Silenced Dissenters
The entire effort of the regime to end a century of our self-publishing history has been an effort to impose this move on ASALH in a very authoritarian fashion. There has been no regard for building a consensus among either the Executive Council or the membership. We shall never forget that a motion remains on the floor of the Business Session, despite the President’s attempt to usurp the authority of the membership to decide the issue by disenfranchising the membership. Against the Constitution and By-laws, President Higginbotham brazenly claimed to the Business Session that the Executive Council makes the decisions for ASALH and our only option is to vote out people. Now that the Executive Council has taken its rogue vote, every effort is being made to make sure that the membership does not know how board members voted. Regimes want to perpetuate themselves–that’s what they do–and they will use extraordinary means to make it happen. This is the latest effort to squash transparency and accountability.

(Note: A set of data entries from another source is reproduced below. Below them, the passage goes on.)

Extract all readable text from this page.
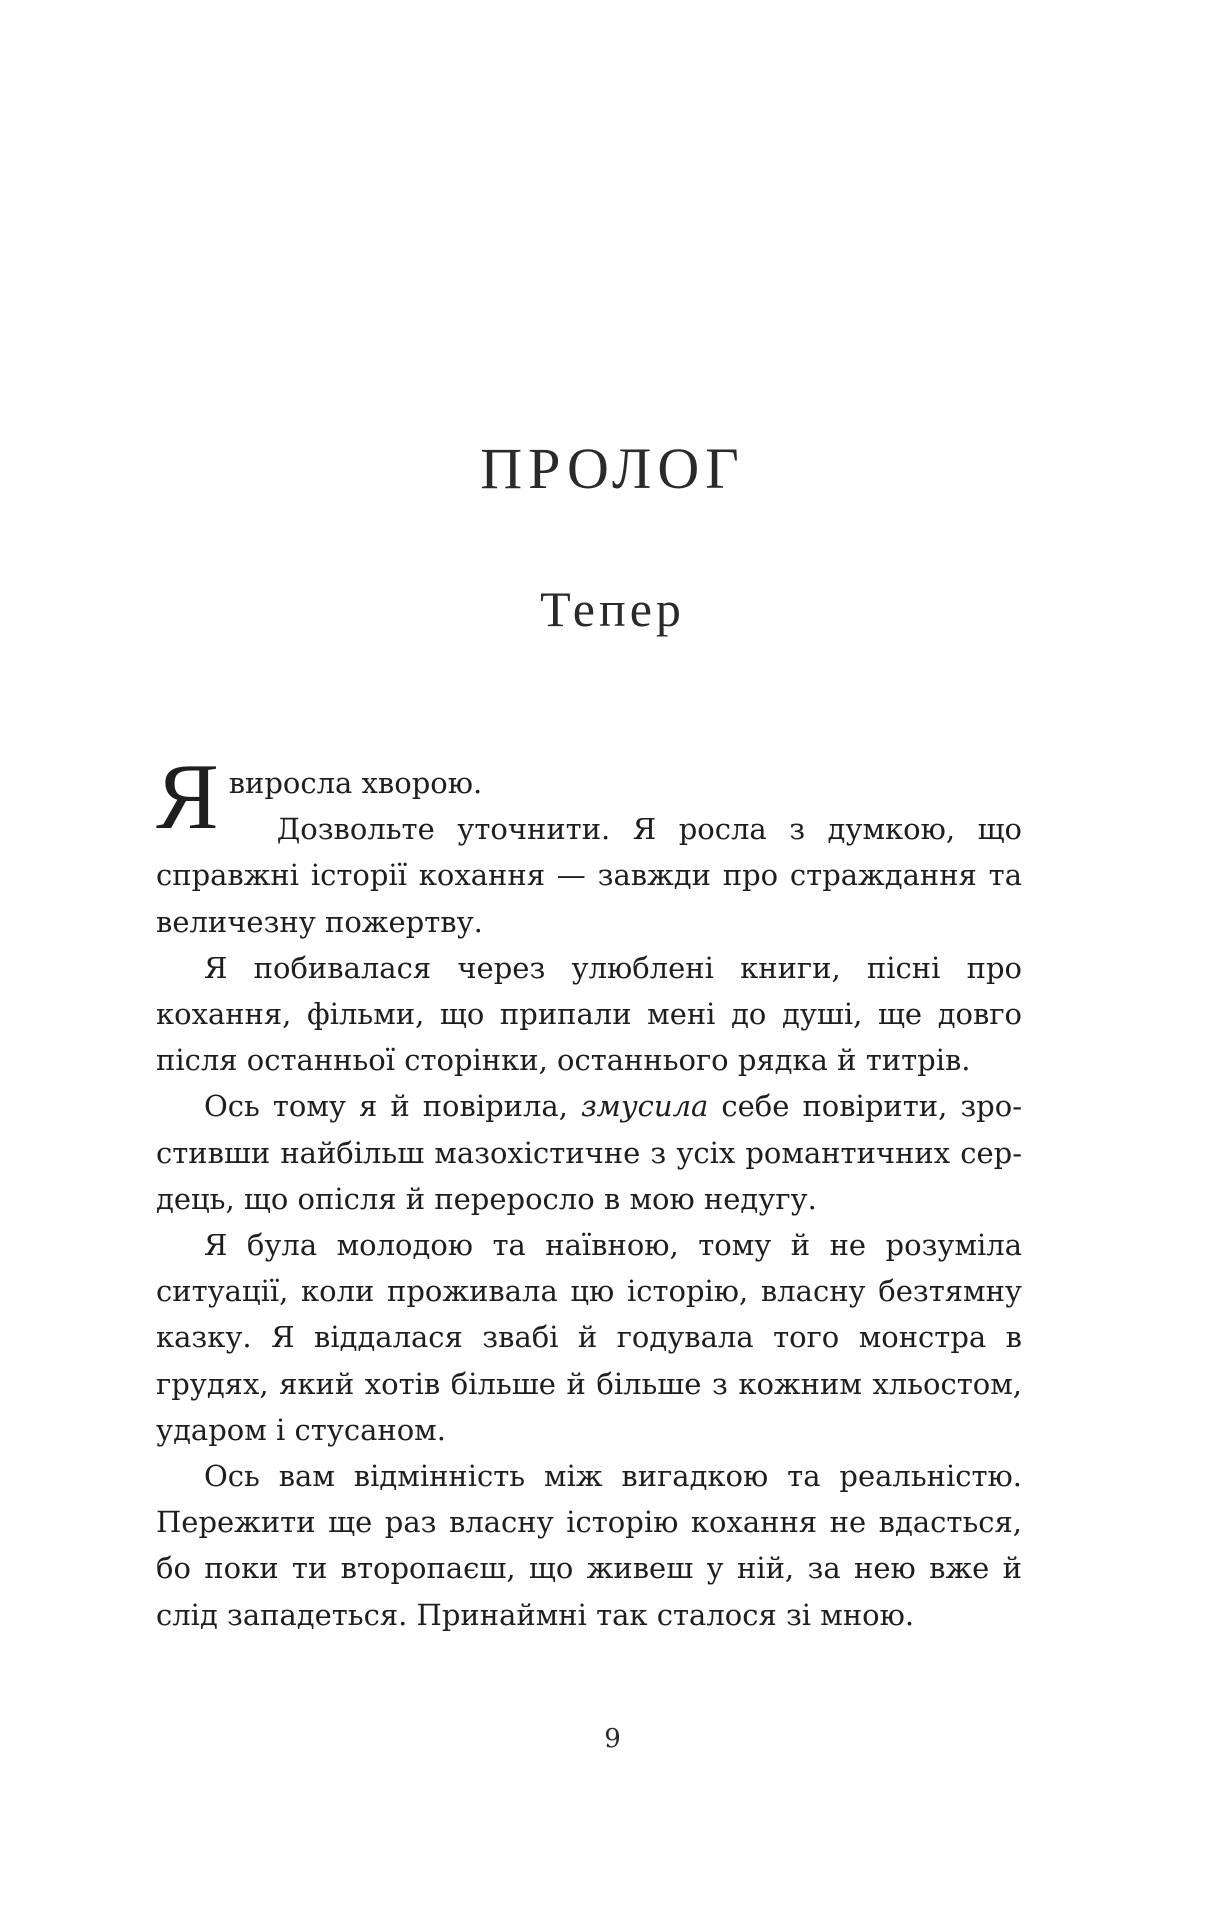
ПРОЛОГ
Тепер

Явиросла хворою.

Дозвольте уточнити. Я росла з думкою, що справжні історії кохання — завжди про страждання та величезну пожертву.

Я побивалася через улюблені книги, пісні про кохання, фільми, що припали мені до душі, ще довго після останньої сторінки, останнього рядка й титрів.

Ось тому я й повірила, змусила себе повірити, зростивши найбільш мазохістичне з усіх романтичних сердець, що опісля й переросло в мою недугу.

Я була молодою та наївною, тому й не розуміла ситуації, коли проживала цю історію, власну безтямну казку. Я віддалася звабі й годувала того монстра в грудях, який хотів більше й більше з кожним хльостом, ударом і стусаном.

Ось вам відмінність між вигадкою та реальністю. Пережити ще раз власну історію кохання не вдасться, бо поки ти второпаєш, що живеш у ній, за нею вже й слід западеться. Принаймні так сталося зі мною.

9
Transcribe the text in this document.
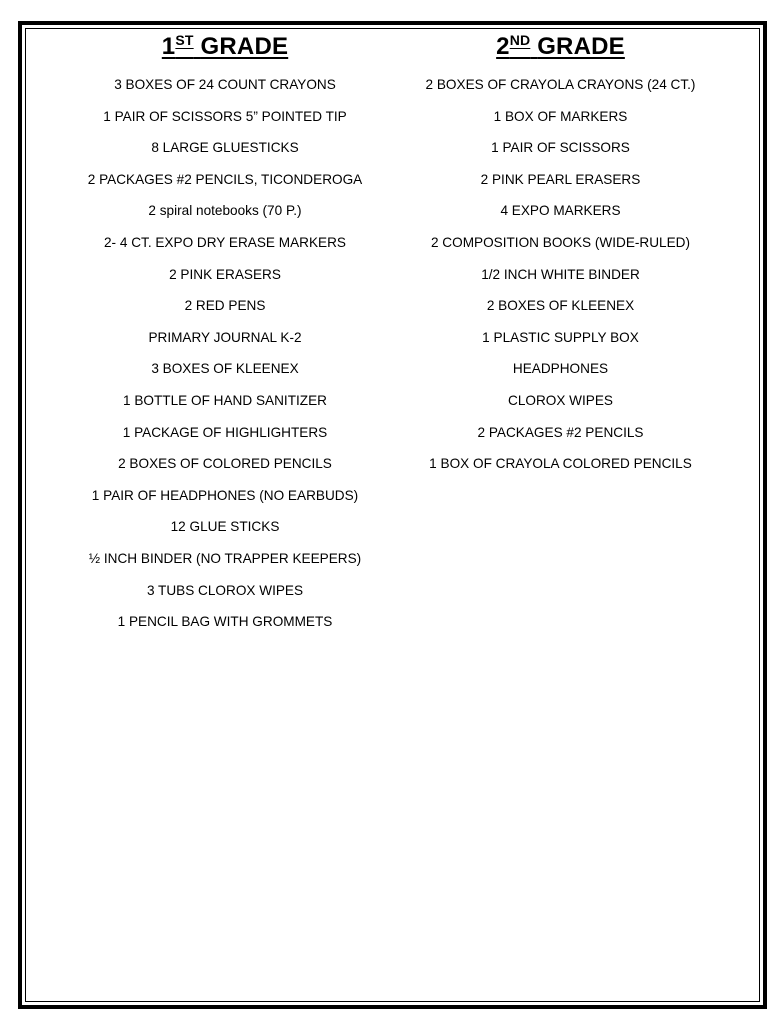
1ST GRADE
3 BOXES OF 24 COUNT CRAYONS
1 PAIR OF SCISSORS 5” POINTED TIP
8 LARGE GLUESTICKS
2 PACKAGES #2 PENCILS, TICONDEROGA
2 spiral notebooks (70 P.)
2- 4 CT. EXPO DRY ERASE MARKERS
2 PINK ERASERS
2 RED PENS
PRIMARY JOURNAL K-2
3 BOXES OF KLEENEX
1 BOTTLE OF HAND SANITIZER
1 PACKAGE OF HIGHLIGHTERS
2 BOXES OF COLORED PENCILS
1 PAIR OF HEADPHONES (NO EARBUDS)
12 GLUE STICKS
½ INCH BINDER (NO TRAPPER KEEPERS)
3 TUBS CLOROX WIPES
1 PENCIL BAG WITH GROMMETS
2ND GRADE
2 BOXES OF CRAYOLA CRAYONS (24 CT.)
1 BOX OF MARKERS
1 PAIR OF SCISSORS
2 PINK PEARL ERASERS
4 EXPO MARKERS
2 COMPOSITION BOOKS (WIDE-RULED)
1/2 INCH WHITE BINDER
2 BOXES OF KLEENEX
1 PLASTIC SUPPLY BOX
HEADPHONES
CLOROX WIPES
2 PACKAGES #2 PENCILS
1 BOX OF CRAYOLA COLORED PENCILS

From what I can gather, the rogue vote of the Executive Council took place on a conference call. After some wrangling about secrecy, it was decided that the vote would be semi-secret with board members emailing their vote to three of the officers, including the President and the Secretary. (Note, the Great Disenfranchiser herself got to know how everyone voted. The leader of the movement to end tradition had perfect knowledge of who was for and who was against her program!) The outcome of the vote was 15 to 11, not bad for a vote held under her watchful eye.
After the vote, I began asking people how they voted and it became clear immediately that people had a problem being accountable. So many, even people who were known supporters of our tradition of self-publishing, were reluctant to say. So I posted on facebook for members of the board to speak up and tell how they voted. After all, the members of ASALH would ultimately need to know so that they can decide whom they should support for re-election. Even the president said that the recourse of the membership would be to vote out the Executive Council for their actions. Well, despite this, board members have been reticent–even when they are right with Woodson. With a bit a peer pressure from facebook countering the peer pressure of the board, a couple of folks spoke up.

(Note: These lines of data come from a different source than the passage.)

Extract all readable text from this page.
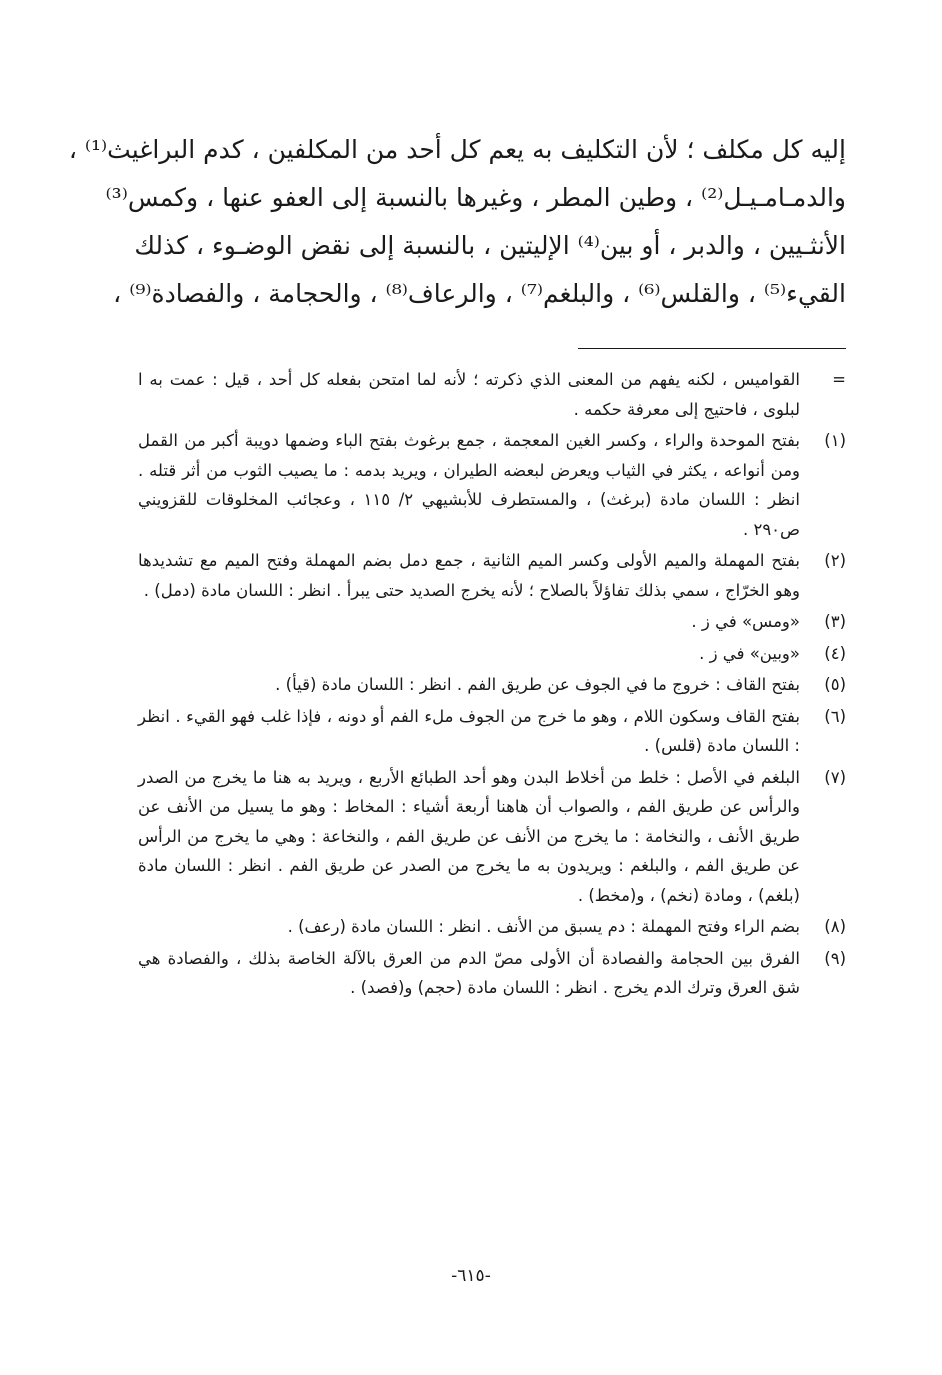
إليه كل مكلف ؛ لأن التكليف به يعم كل أحد من المكلفين ، كدم البراغيث⁽¹⁾ ،
والدمـامـيـل⁽²⁾ ، وطين المطر ، وغيرها بالنسبة إلى العفو عنها ، وكمس⁽³⁾
الأنثـيين ، والدبر ، أو بين⁽⁴⁾ الإليتين ، بالنسبة إلى نقض الوضـوء ، كذلك
القيء⁽⁵⁾ ، والقلس⁽⁶⁾ ، والبلغم⁽⁷⁾ ، والرعاف⁽⁸⁾ ، والحجامة ، والفصادة⁽⁹⁾ ،
=
القواميس ، لكنه يفهم من المعنى الذي ذكرته ؛ لأنه لما امتحن بفعله كل أحد ، قيل : عمت به ا لبلوى ، فاحتيج إلى معرفة حكمه .
(١)
بفتح الموحدة والراء ، وكسر الغين المعجمة ، جمع برغوث بفتح الباء وضمها دويبة أكبر من القمل ومن أنواعه ، يكثر في الثياب ويعرض لبعضه الطيران ، ويريد بدمه : ما يصيب الثوب من أثر قتله . انظر : اللسان مادة (برغث) ، والمستطرف للأبشيهي ٢/ ١١٥ ، وعجائب المخلوقات للقزويني ص٢٩٠ .
(٢)
بفتح المهملة والميم الأولى وكسر الميم الثانية ، جمع دمل بضم المهملة وفتح الميم مع تشديدها وهو الخرّاج ، سمي بذلك تفاؤلاً بالصلاح ؛ لأنه يخرج الصديد حتى يبرأ . انظر : اللسان مادة (دمل) .
(٣)
«ومس» في ز .
(٤)
«وبين» في ز .
(٥)
بفتح القاف : خروج ما في الجوف عن طريق الفم . انظر : اللسان مادة (قيأ) .
(٦)
بفتح القاف وسكون اللام ، وهو ما خرج من الجوف ملء الفم أو دونه ، فإذا غلب فهو القيء . انظر : اللسان مادة (قلس) .
(٧)
البلغم في الأصل : خلط من أخلاط البدن وهو أحد الطبائع الأربع ، ويريد به هنا ما يخرج من الصدر والرأس عن طريق الفم ، والصواب أن هاهنا أربعة أشياء : المخاط : وهو ما يسيل من الأنف عن طريق الأنف ، والنخامة : ما يخرج من الأنف عن طريق الفم ، والنخاعة : وهي ما يخرج من الرأس عن طريق الفم ، والبلغم : ويريدون به ما يخرج من الصدر عن طريق الفم . انظر : اللسان مادة (بلغم) ، ومادة (نخم) ، و(مخط) .
(٨)
بضم الراء وفتح المهملة : دم يسبق من الأنف . انظر : اللسان مادة (رعف) .
(٩)
الفرق بين الحجامة والفصادة أن الأولى مصّ الدم من العرق بالآلة الخاصة بذلك ، والفصادة هي شق العرق وترك الدم يخرج . انظر : اللسان مادة (حجم) و(فصد) .
-٦١٥-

It seems some have conflated a secret ballot with an oath of secrecy. A secret ballot simply protects the voter from telling the world how he or she voted, but every individual who makes a secret vote has the right to tell any and everyone how they voted according to their own lights. If the vote were taken under an oath of secrecy, then all who vote must refrain from revealing even how they voted as an individual. These are different rules of voting and should not be conflated. By all accounts, there was no oath of secrecy.
Soon the new elections for the ASALH board will be held. If people who are on the board run for re-election won’t tell us how they voted on their candidate’s statement–simply vote them out. And if the folks who are running for the first time are not allowed to tell us where they stand, then the regime is not worth supporting with membership dollars. At some point, transparency and accountability must prevail.